I have used an alternative which uses append as I said in the post. I didn't use collection but your way is basically the same as what I am doing now.
I used collections.deque in an effort to provide something that was both efficient and concise that would allow appending data from each row to more than one list at time. I got the idea from an itertools module recipe called consume. Since deque is provided in a built-in library, it's very fast.
1

This should get your code working

import csv

import matplotlib.pyplot as plt
import numpy as np

a, b = [], []
with open("LoggedData_CalInertialAndMag.csv", 'rb') as f:
    reader = csv.reader(f)
    for row in reader:
        a.append(float(row[4]))
        b.append(float(row[5]))

since you appear to be using numpy and mention reading it into arrays I assume something like numpy.genfromtxt should also work

import numpy as np

filename = "LoggedData_CalInertialAndMag.csv"
a = np.genfromtxt(filename, usecols=[4], delimiter=',', dtype=float)
b = np.genfromtxt(filename, usecols=[5], delimiter=',', dtype=float)

Comments

0

Try adding a call to myfile.seek(0) before your second call https://docs.python.org/2/library/csv.html

read is reading the content of the file, when you try to load b all the file was already loaded, so there's nothing to look in the file :)

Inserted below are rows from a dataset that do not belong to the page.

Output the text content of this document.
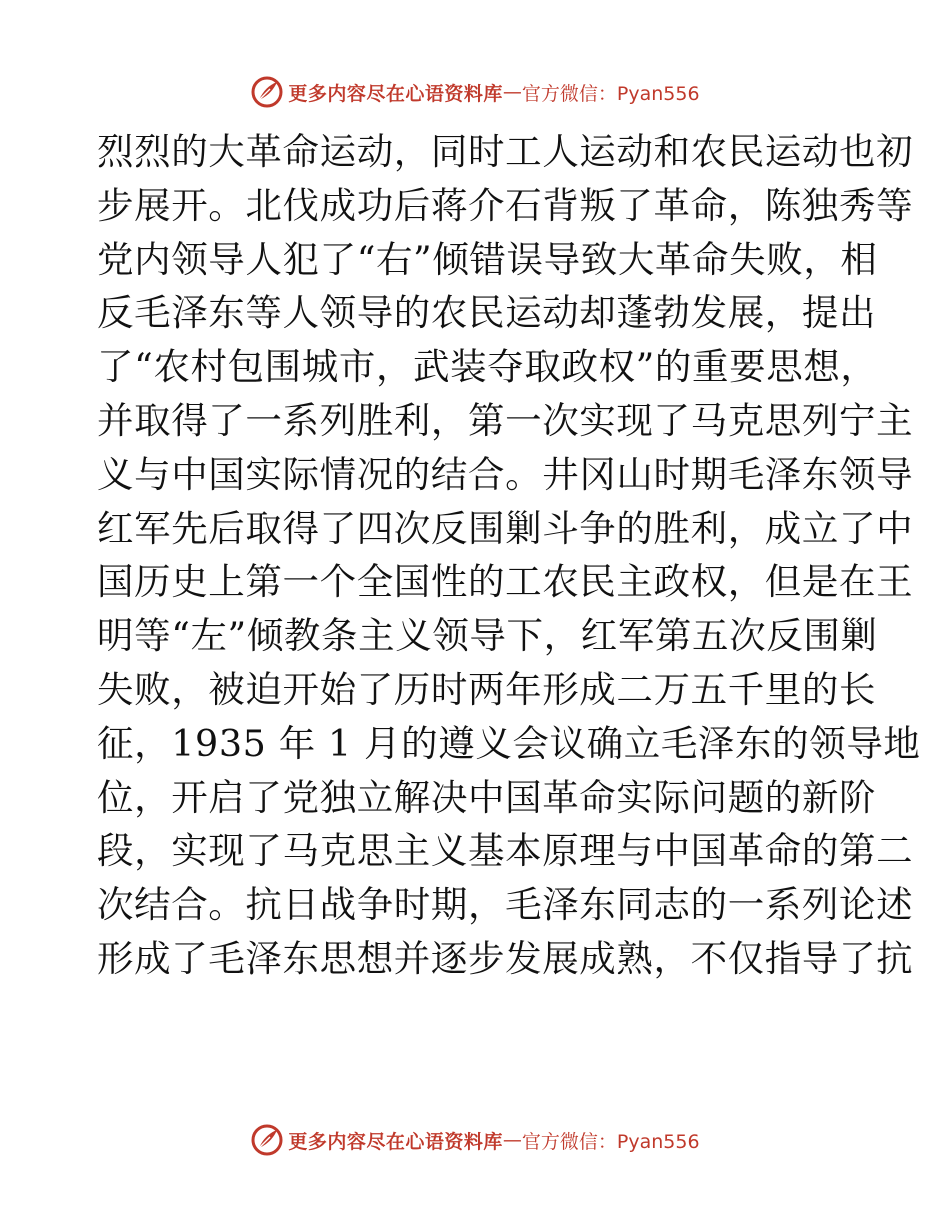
更多内容尽在心语资料库 — 官方微信：Pyan556
烈烈的大革命运动，同时工人运动和农民运动也初
步展开。北伐成功后蒋介石背叛了革命，陈独秀等
党内领导人犯了“右”倾错误导致大革命失败，相
反毛泽东等人领导的农民运动却蓬勃发展，提出
了“农村包围城市，武装夺取政权”的重要思想，
并取得了一系列胜利，第一次实现了马克思列宁主
义与中国实际情况的结合。井冈山时期毛泽东领导
红军先后取得了四次反围剿斗争的胜利，成立了中
国历史上第一个全国性的工农民主政权，但是在王
明等“左”倾教条主义领导下，红军第五次反围剿
失败，被迫开始了历时两年形成二万五千里的长
征，1935 年 1 月的遵义会议确立毛泽东的领导地
位，开启了党独立解决中国革命实际问题的新阶
段，实现了马克思主义基本原理与中国革命的第二
次结合。抗日战争时期，毛泽东同志的一系列论述
形成了毛泽东思想并逐步发展成熟，不仅指导了抗
更多内容尽在心语资料库 — 官方微信：Pyan556
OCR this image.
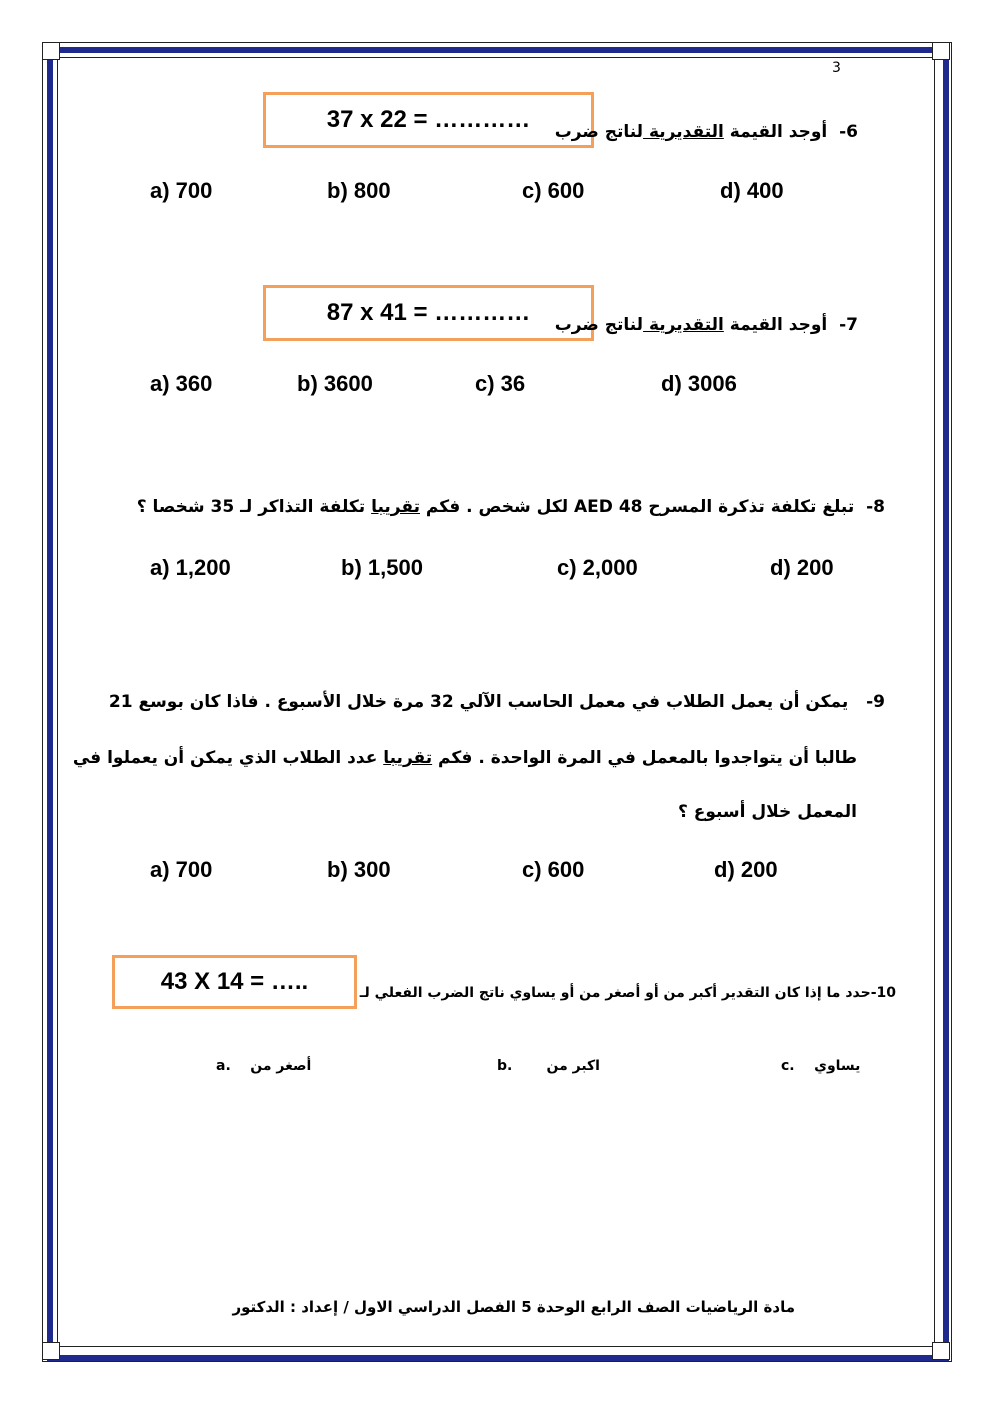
3
37 x 22 = …………	6-  أوجد القيمة التقديرية لناتج ضرب
a) 700	b) 800	c) 600	d) 400
87 x 41 = …………	7-  أوجد القيمة التقديرية لناتج ضرب
a) 360	b) 3600	c) 36	d) 3006
8-  تبلغ تكلفة تذكرة المسرح 48 AED لكل شخص . فكم تقريبا تكلفة التذاكر لـ 35 شخصا ؟
a) 1,200	b) 1,500	c) 2,000	d) 200
9-   يمكن أن يعمل الطلاب في معمل الحاسب الآلي 32 مرة خلال الأسبوع . فاذا كان بوسع 21
طالبا أن يتواجدوا بالمعمل في المرة الواحدة . فكم تقريبا عدد الطلاب الذي يمكن أن يعملوا في
المعمل خلال أسبوع ؟
a) 700	b) 300	c) 600	d) 200
43 X 14 = …..	10-حدد ما إذا كان التقدير أكبر من أو أصغر من أو يساوي ناتج الضرب الفعلي لـ
a. أصغر من	b. اكبر من	c. يساوي
مادة الرياضيات الصف الرابع الوحدة 5 الفصل الدراسي الاول / إعداد : الدكتور
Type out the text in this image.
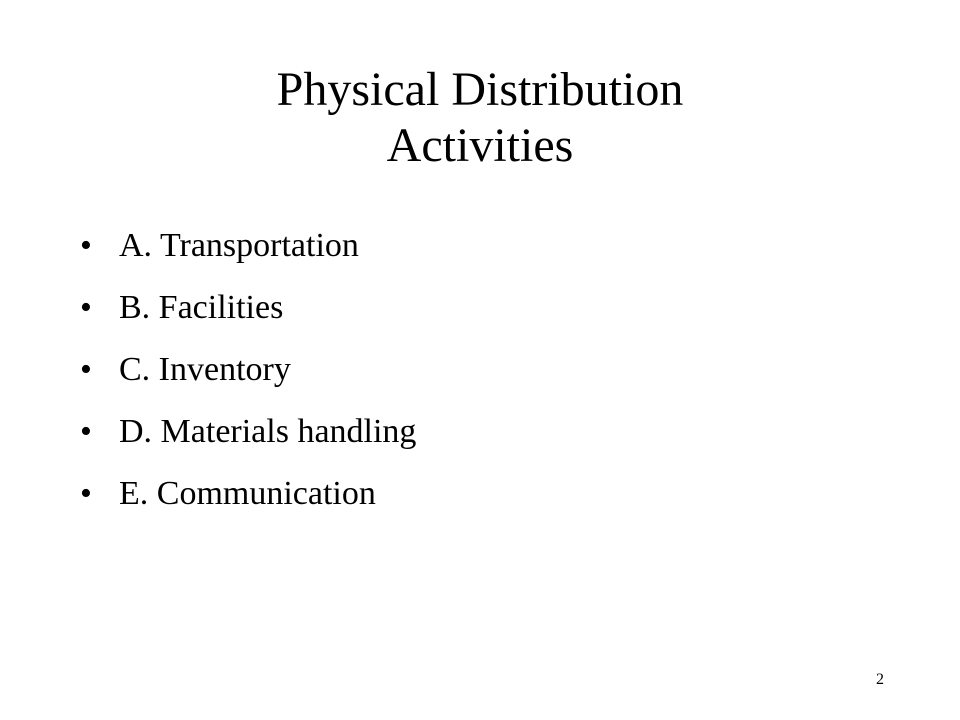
Physical Distribution
Activities
• A. Transportation
• B. Facilities
• C. Inventory
• D. Materials handling
• E. Communication
2
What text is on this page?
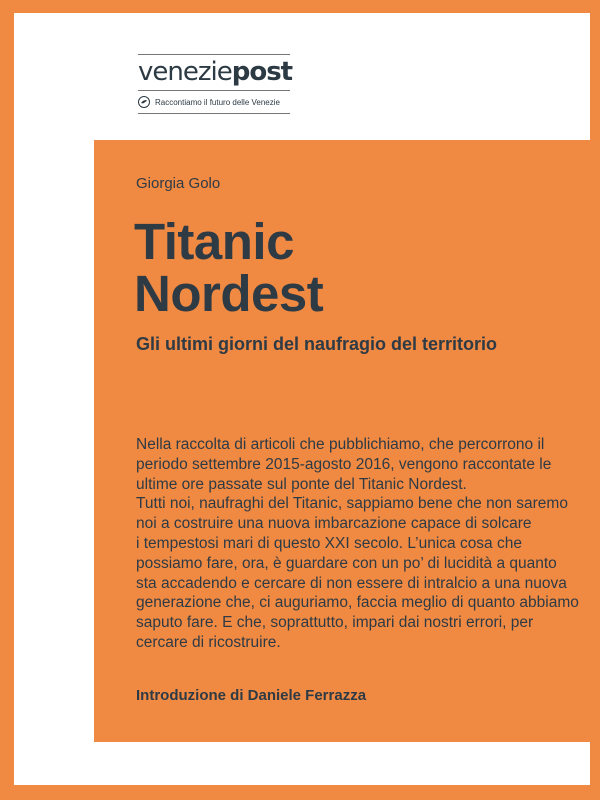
veneziepost
Raccontiamo il futuro delle Venezie
Giorgia Golo
Titanic
Nordest
Gli ultimi giorni del naufragio del territorio

Nella raccolta di articoli che pubblichiamo, che percorrono il
periodo settembre 2015-agosto 2016, vengono raccontate le
ultime ore passate sul ponte del Titanic Nordest.
Tutti noi, naufraghi del Titanic, sappiamo bene che non saremo
noi a costruire una nuova imbarcazione capace di solcare
i tempestosi mari di questo XXI secolo. L’unica cosa che
possiamo fare, ora, è guardare con un po’ di lucidità a quanto
sta accadendo e cercare di non essere di intralcio a una nuova
generazione che, ci auguriamo, faccia meglio di quanto abbiamo
saputo fare. E che, soprattutto, impari dai nostri errori, per
cercare di ricostruire.

Introduzione di Daniele Ferrazza
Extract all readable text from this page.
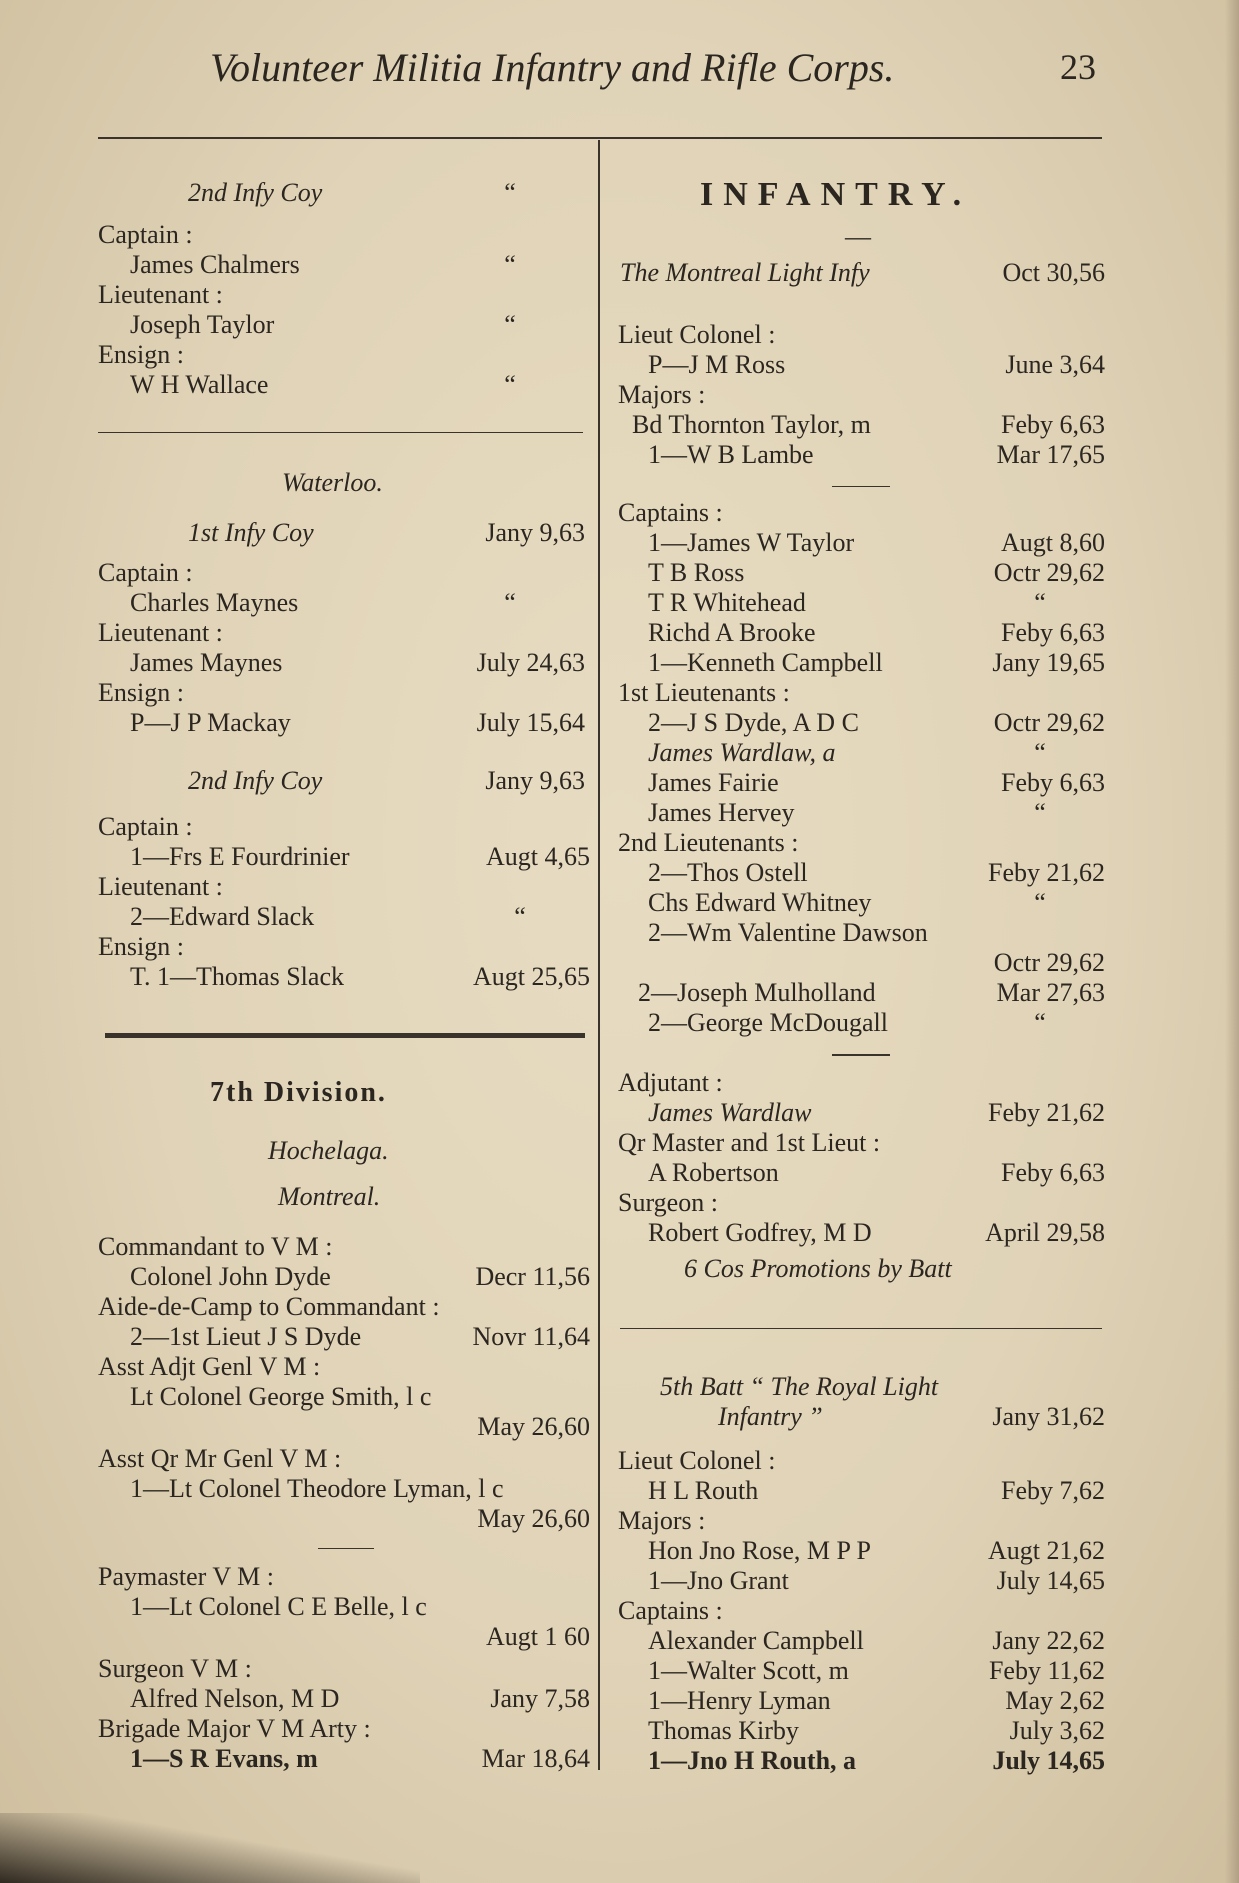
Volunteer Militia Infantry and Rifle Corps.	23
2nd Infy Coy	“
Captain :
James Chalmers	“
Lieutenant :
Joseph Taylor	“
Ensign :
W H Wallace	“
Waterloo.
1st Infy Coy	Jany 9,63
Captain :
Charles Maynes	“
Lieutenant :
James Maynes	July 24,63
Ensign :
P—J P Mackay	July 15,64
2nd Infy Coy	Jany 9,63
Captain :
1—Frs E Fourdrinier	Augt 4,65
Lieutenant :
2—Edward Slack	“
Ensign :
T. 1—Thomas Slack	Augt 25,65
7th Division.
Hochelaga.
Montreal.
Commandant to V M :
Colonel John Dyde	Decr 11,56
Aide-de-Camp to Commandant :
2—1st Lieut J S Dyde	Novr 11,64
Asst Adjt Genl V M :
Lt Colonel George Smith, l c
May 26,60
Asst Qr Mr Genl V M :
1—Lt Colonel Theodore Lyman, l c
May 26,60
Paymaster V M :
1—Lt Colonel C E Belle, l c
Augt 1 60
Surgeon V M :
Alfred Nelson, M D	Jany 7,58
Brigade Major V M Arty :
1—S R Evans, m	Mar 18,64
INFANTRY.
—
The Montreal Light Infy	Oct 30,56
Lieut Colonel :
P—J M Ross	June 3,64
Majors :
Bd Thornton Taylor, m	Feby 6,63
1—W B Lambe	Mar 17,65
Captains :
1—James W Taylor	Augt 8,60
T B Ross	Octr 29,62
T R Whitehead	“
Richd A Brooke	Feby 6,63
1—Kenneth Campbell	Jany 19,65
1st Lieutenants :
2—J S Dyde, A D C	Octr 29,62
James Wardlaw, a	“
James Fairie	Feby 6,63
James Hervey	“
2nd Lieutenants :
2—Thos Ostell	Feby 21,62
Chs Edward Whitney	“
2—Wm Valentine Dawson
Octr 29,62
2—Joseph Mulholland	Mar 27,63
2—George McDougall	“
Adjutant :
James Wardlaw	Feby 21,62
Qr Master and 1st Lieut :
A Robertson	Feby 6,63
Surgeon :
Robert Godfrey, M D	April 29,58
6 Cos Promotions by Batt
5th Batt “ The Royal Light
Infantry ”	Jany 31,62
Lieut Colonel :
H L Routh	Feby 7,62
Majors :
Hon Jno Rose, M P P	Augt 21,62
1—Jno Grant	July 14,65
Captains :
Alexander Campbell	Jany 22,62
1—Walter Scott, m	Feby 11,62
1—Henry Lyman	May 2,62
Thomas Kirby	July 3,62
1—Jno H Routh, a	July 14,65
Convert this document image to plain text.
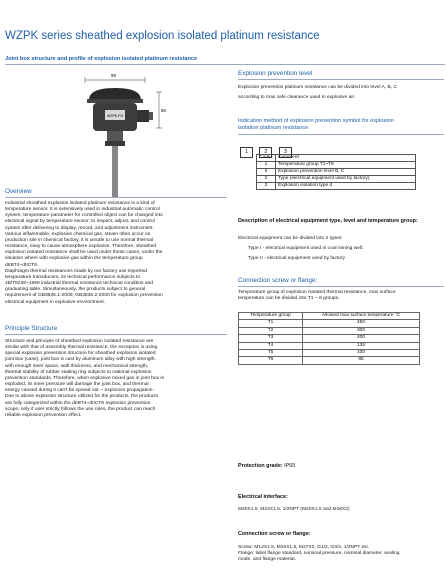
WZPK series sheathed explosion isolated platinum resistance
Joint box structure and profile of explosion isolated platinum resistance
90
60
WZPK-PU
Explosion prevention level
Explosion prevention platinum resistance can be divided into level A, B, C
according to max safe clearance used in explosive air.
Indication method of explosion prevention symbol for explosion
isolation platinum resistance
1	2	3
Code	Comment
1	Temperature group T1~T6
II	Explosion prevention level B, C
2	Type (electrical equipment used by factory)
3	Explosion isolation type d
Overview
Industrial sheathed explosion isolated platinum resistance is a kind of
temperature sensor. It is extensively used in industrial automatic control
system, temperature parameter for controlled object can be changed into
electrical signal by temperature sensor, to inspect, adjust, and control
system after delivering to display, record, and adjustment instrument.
Various inflammable, explosive chemical gas, steam often occur on
production site in chemical factory, it is unsafe to use normal thermal
resistance, easy to cause atmosphere explosion. Therefore, sheathed
explosion isolated resistance shall be used under these cases, under the
situation where with explosive gas within the temperature group
dIIBT4~dIICT6.
Diaphragm thermal resistances made by our factory use imported
temperature transducers, its technical performance subjects to
JB/T8238~1999 industrial thermal resistance technical condition and
graduating table. Simultaneously, the products subject to general
requirement of GB3836.1-2000, GB3836.2-2000 for explosion prevention
electrical equipment in explosive environment.
Principle Structure
Structure and principle of sheathed explosion isolated resistance are
similar with that of assembly thermal resistance, the exception is using
special explosion prevention structure for sheathed explosion isolated
joint box (case), joint box is cast by aluminum alloy with high strength,
with enough inner space, wall thickness, and mechanical strength,
thermal stability of rubber sealing ring subjects to national explosion
prevention standards. Therefore, when explosive mixed gas in joint box is
exploded, its inner pressure will damage the joint box, and thermal
energy caused during it can't be spread out -- explosion propagation.
Due to above explosion structure utilized for the products, the products
are fully categorized within the dIIBT4~dIICT6 explosion prevention
scope, only if user strictly follows the use rules, the product can reach
reliable explosion prevention effect.
Description of electrical equipment type, level and temperature group:
Electrical equipment can be divided into 2 types:
Type I - electrical equipment used in coal mining well;
Type II - electrical equipment used by factory
Connection screw or flange:
Temperature group of explosion isolated thermal resistance, max surface
temperature can be divided into T1 ~ 6 groups.
Temperature group	Allowed max surface temperature °C
T1	450
T2	300
T3	200
T4	135
T5	100
T6	85
Protection grade: IP65
Electrical interface:
M20X1.5, M22X1.5, 1/2NPT (M20X1.5 and M18X2)
Connection screw or flange:
Screw: M12X1.5, M16X1.5, M27X2, G1/2, G3/4, 1/2NPT etc.
Flange: label flange standard, nominal pressure, nominal diameter, sealing
mode, and flange material.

But a better approach would be to load both at once and then you can assign them to different arrays without reading the file again (disk I/O operations are quite expensive):

a = [[row[4], row[5]] for row in reader]
b = [r[0] for r in a]
c = [r[1] for r in a]

4 Comments

By seek, you meant run this function after I 've loaded the first time?
Yes, but a better approach would be to load both at once, I'll edit with this alternative.
i actually need them in two different arrays
So, just assign them to 2 different arrays, I'll edit the answer.